I'd say it was initially driven by short covering, and some of the funds who've been religiously buying every dip of the bear market and finally got lucky, and then the kind of trader that jhurbanek used to be - no offence intended to anyone! (Obviously there were other types of traders and investors active as well, but IMHO those were the ones who were dominant). I would agree that the people who don't watch the market much are still out; in fact I'd guess that most of them haven't even noticed the rally, if the rest of my family is anything to go by.

"A fall is thought to be swift because it is motivated by fear, but fear paralyses investors and so shldn't a fall be slow until the final capitualtion when holders can take no more and sell."

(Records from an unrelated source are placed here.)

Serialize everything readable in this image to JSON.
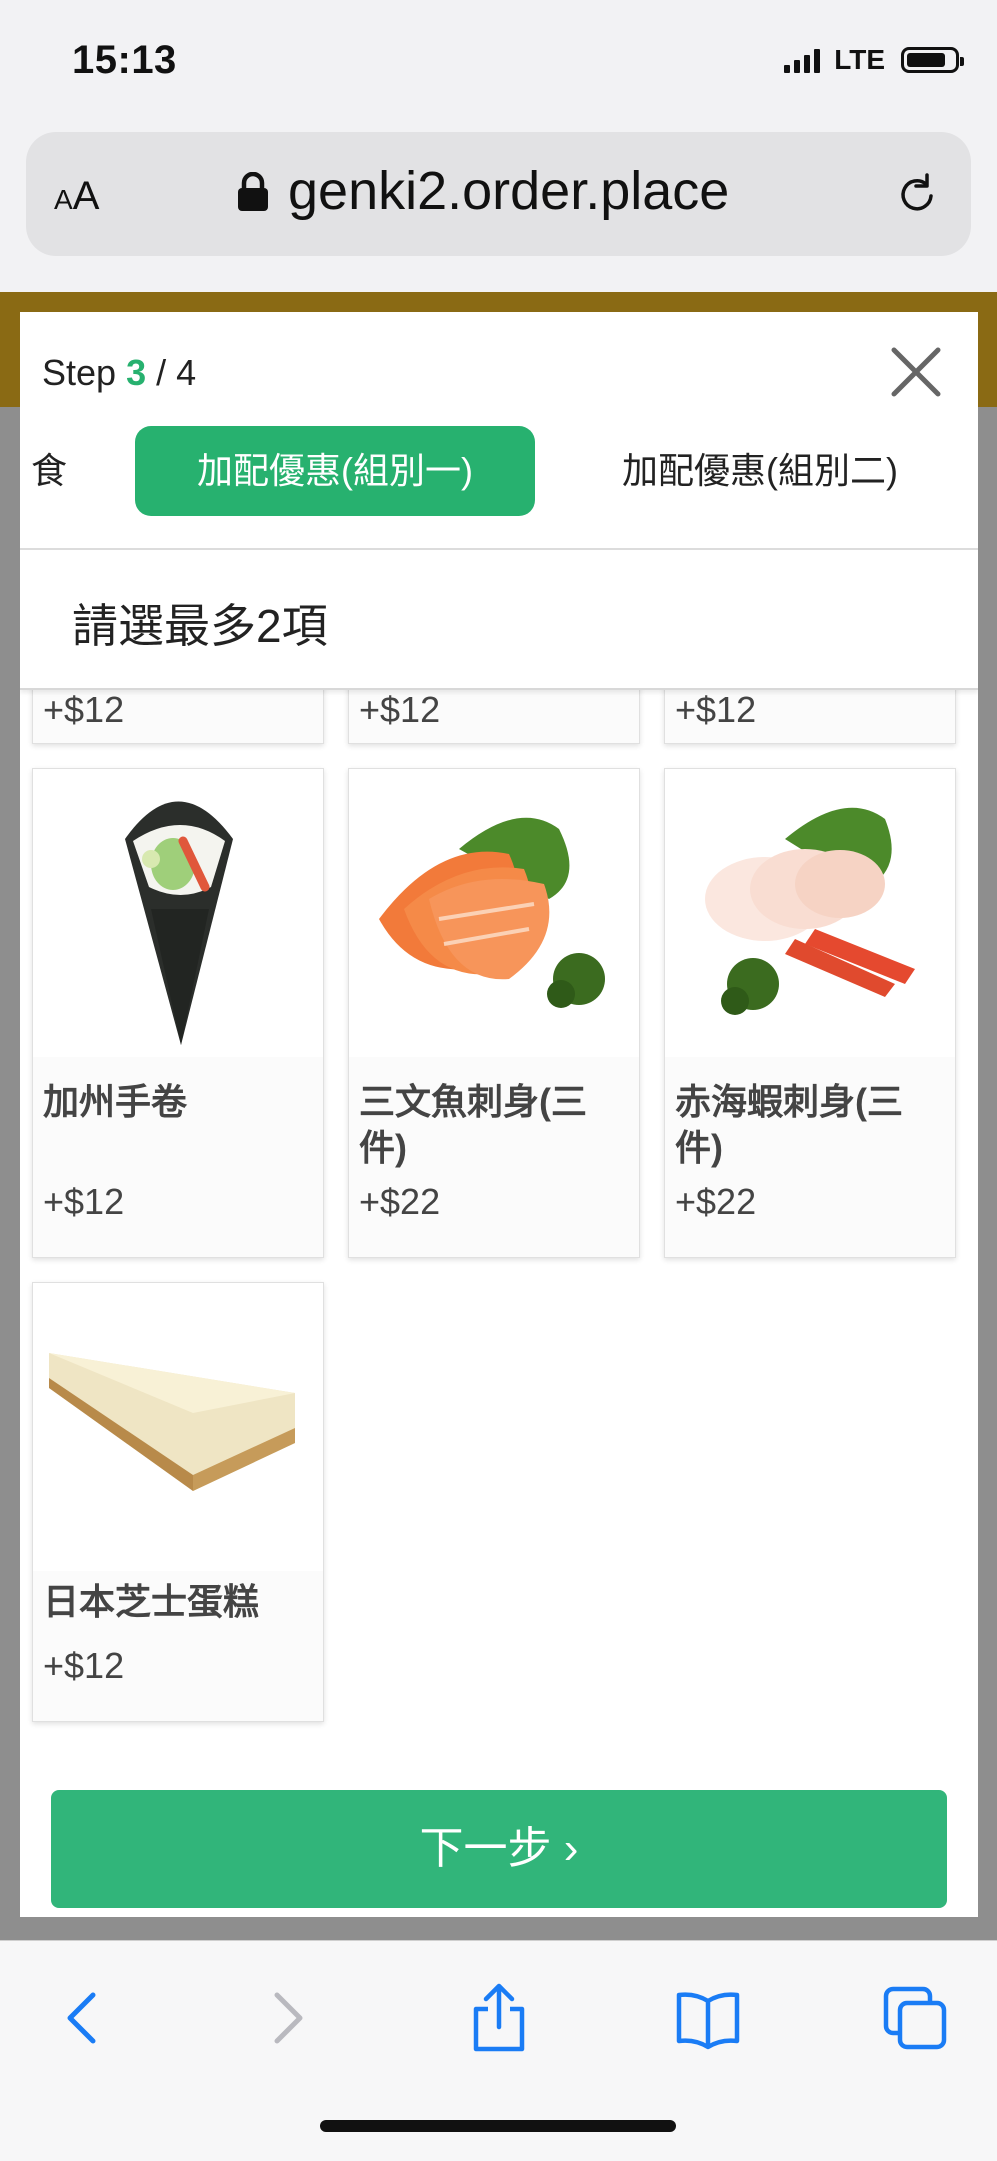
{
  "status_bar": {
    "time": "15:13",
    "network": "LTE"
  },
  "browser": {
    "text_size_label": "AA",
    "url": "genki2.order.place"
  },
  "modal": {
    "step_prefix": "Step",
    "step_current": "3",
    "step_separator": "/",
    "step_total": "4",
    "tabs": [
      {
        "label": "食",
        "active": false
      },
      {
        "label": "加配優惠(組別一)",
        "active": true
      },
      {
        "label": "加配優惠(組別二)",
        "active": false
      }
    ],
    "instruction": "請選最多2項",
    "partial_row_prices": [
      "+$12",
      "+$12",
      "+$12"
    ],
    "items": [
      {
        "name": "加州手卷",
        "price": "+$12",
        "image": "temaki-hand-roll"
      },
      {
        "name": "三文魚刺身(三件)",
        "price": "+$22",
        "image": "salmon-sashimi"
      },
      {
        "name": "赤海蝦刺身(三件)",
        "price": "+$22",
        "image": "red-shrimp-sashimi"
      },
      {
        "name": "日本芝士蛋糕",
        "price": "+$12",
        "image": "cheesecake"
      }
    ],
    "next_button": "下一步 ›"
  },
  "colors": {
    "accent": "#27b16f",
    "brand_gold": "#8a6a14",
    "ios_blue": "#1a7cf5"
  }
}
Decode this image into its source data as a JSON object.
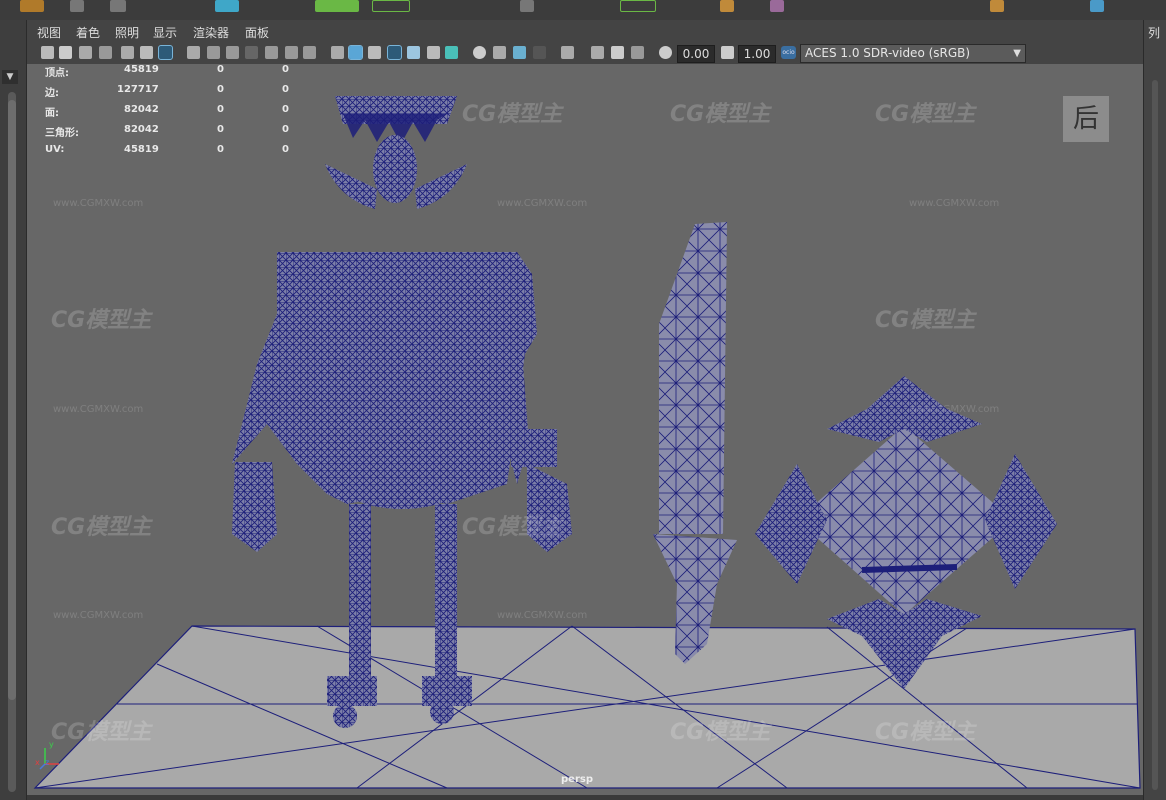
{
  "menubar": {
    "items": [
      {
        "label": "视图"
      },
      {
        "label": "着色"
      },
      {
        "label": "照明"
      },
      {
        "label": "显示"
      },
      {
        "label": "渲染器"
      },
      {
        "label": "面板"
      }
    ]
  },
  "toolbar": {
    "gamma_value": "0.00",
    "exposure_value": "1.00",
    "colorspace_badge": "ocio",
    "colorspace": "ACES 1.0 SDR-video (sRGB)"
  },
  "hud": {
    "rows": [
      {
        "label": "顶点:",
        "v1": "45819",
        "v2": "0",
        "v3": "0"
      },
      {
        "label": "边:",
        "v1": "127717",
        "v2": "0",
        "v3": "0"
      },
      {
        "label": "面:",
        "v1": "82042",
        "v2": "0",
        "v3": "0"
      },
      {
        "label": "三角形:",
        "v1": "82042",
        "v2": "0",
        "v3": "0"
      },
      {
        "label": "UV:",
        "v1": "45819",
        "v2": "0",
        "v3": "0"
      }
    ]
  },
  "viewport": {
    "view_label": "后",
    "camera_name": "persp",
    "axis": {
      "y": "y",
      "x": "x",
      "z": "z"
    }
  },
  "right_panel": {
    "label": "列"
  },
  "watermark": {
    "logo": "CG模型主",
    "url": "www.CGMXW.com"
  },
  "colors": {
    "viewport_bg": "#676767",
    "wireframe": "#1d1f7a",
    "floor": "#a9a9a9",
    "selection": "#79b4d8"
  }
}
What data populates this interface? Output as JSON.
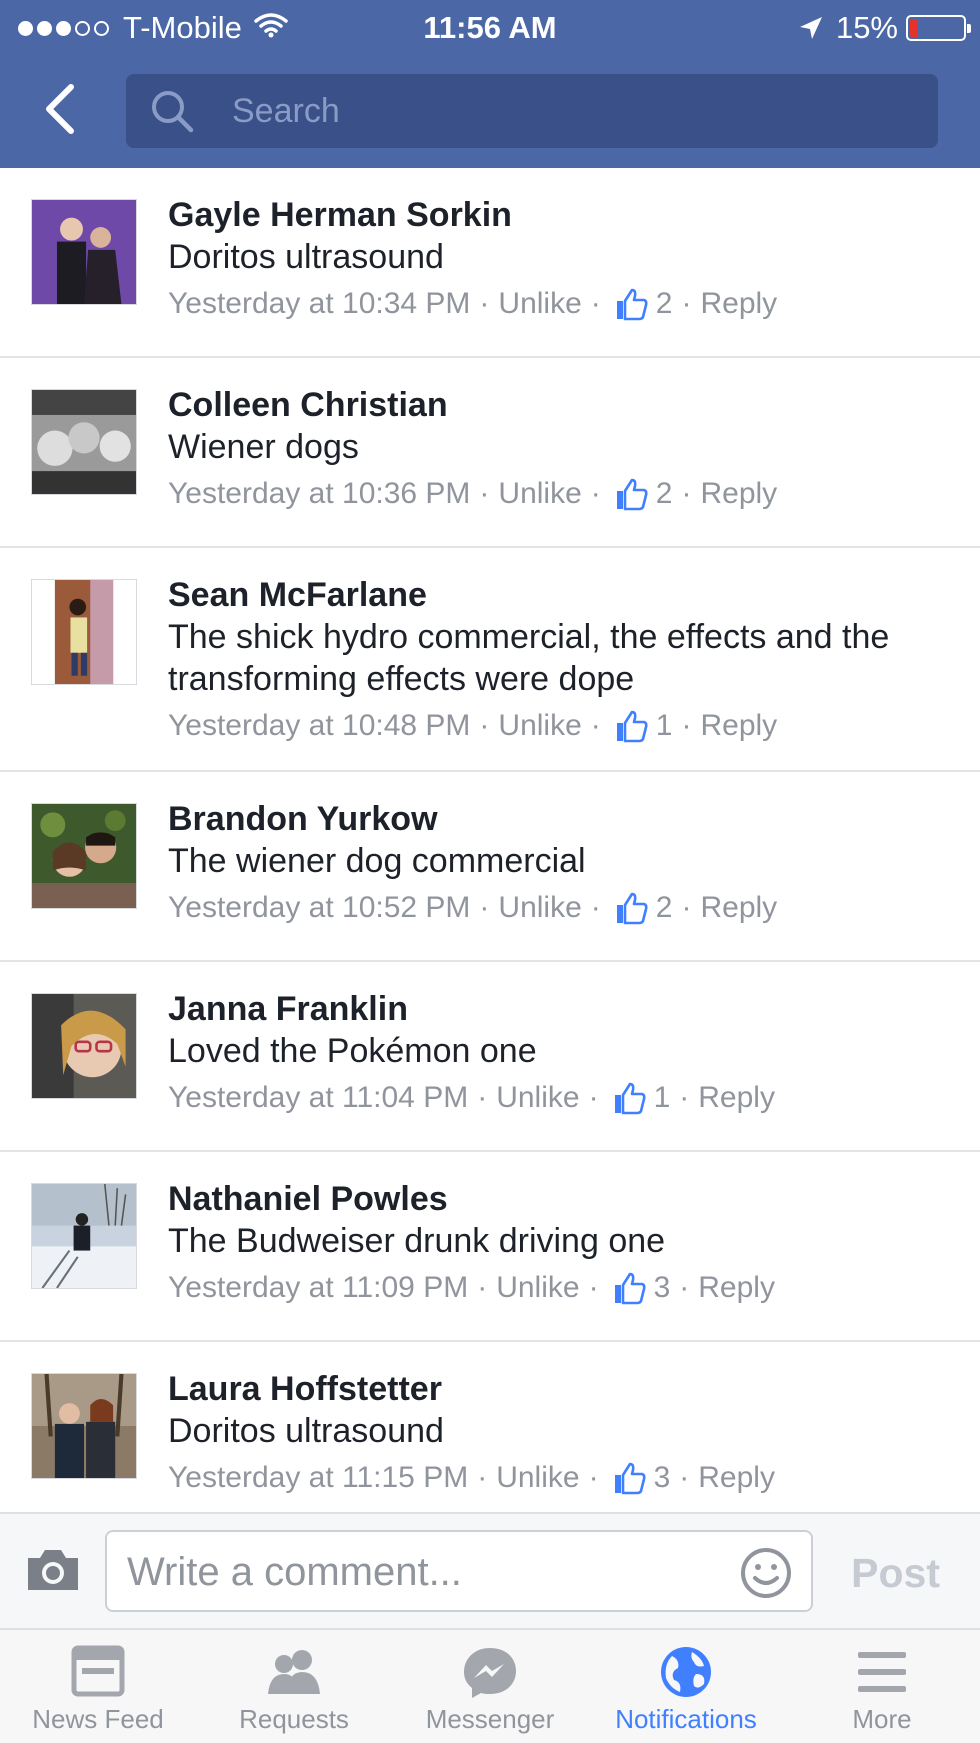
{
  "status_bar": {
    "carrier": "T-Mobile",
    "time": "11:56 AM",
    "battery": "15%",
    "battery_level": 0.15,
    "signal_bars": 3,
    "signal_total": 5
  },
  "header": {
    "search_placeholder": "Search"
  },
  "comments": [
    {
      "name": "Gayle Herman Sorkin",
      "text": "Doritos ultrasound",
      "time": "Yesterday at 10:34 PM",
      "unlike": "Unlike",
      "likes": "2",
      "reply": "Reply"
    },
    {
      "name": "Colleen Christian",
      "text": "Wiener dogs",
      "time": "Yesterday at 10:36 PM",
      "unlike": "Unlike",
      "likes": "2",
      "reply": "Reply"
    },
    {
      "name": "Sean McFarlane",
      "text": "The shick hydro commercial, the effects and the transforming effects were dope",
      "time": "Yesterday at 10:48 PM",
      "unlike": "Unlike",
      "likes": "1",
      "reply": "Reply"
    },
    {
      "name": "Brandon Yurkow",
      "text": "The wiener dog commercial",
      "time": "Yesterday at 10:52 PM",
      "unlike": "Unlike",
      "likes": "2",
      "reply": "Reply"
    },
    {
      "name": "Janna Franklin",
      "text": "Loved the Pokémon one",
      "time": "Yesterday at 11:04 PM",
      "unlike": "Unlike",
      "likes": "1",
      "reply": "Reply"
    },
    {
      "name": "Nathaniel Powles",
      "text": "The Budweiser drunk driving one",
      "time": "Yesterday at 11:09 PM",
      "unlike": "Unlike",
      "likes": "3",
      "reply": "Reply"
    },
    {
      "name": "Laura Hoffstetter",
      "text": "Doritos ultrasound",
      "time": "Yesterday at 11:15 PM",
      "unlike": "Unlike",
      "likes": "3",
      "reply": "Reply"
    }
  ],
  "composer": {
    "placeholder": "Write a comment...",
    "post_label": "Post"
  },
  "tabs": [
    {
      "label": "News Feed",
      "icon": "news-feed-icon",
      "active": false
    },
    {
      "label": "Requests",
      "icon": "friend-requests-icon",
      "active": false
    },
    {
      "label": "Messenger",
      "icon": "messenger-icon",
      "active": false
    },
    {
      "label": "Notifications",
      "icon": "globe-icon",
      "active": true
    },
    {
      "label": "More",
      "icon": "menu-icon",
      "active": false
    }
  ],
  "colors": {
    "header": "#4b67a6",
    "search_field": "#3a5089",
    "like_blue": "#4080ff",
    "meta_gray": "#90949c",
    "active_tab": "#4080ff"
  }
}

Yes, this has been typical of the falls in the bear market; if you look at them, they often start by wobbling, trying to recover, then wobbling a bit more, starting to fall and accelerating until they're almost going down vertically, then bouncing back so sharply that it's impossible to catch. Falls in a bull market tend to be seen as buying opportunities, and the "wobble" usually results in a steady recovery, quickly followed by new highs for the move.

"Actually, I don't know and think I tend to see tops as less obvious."

Yep, calling tops is even harder than picking bottoms.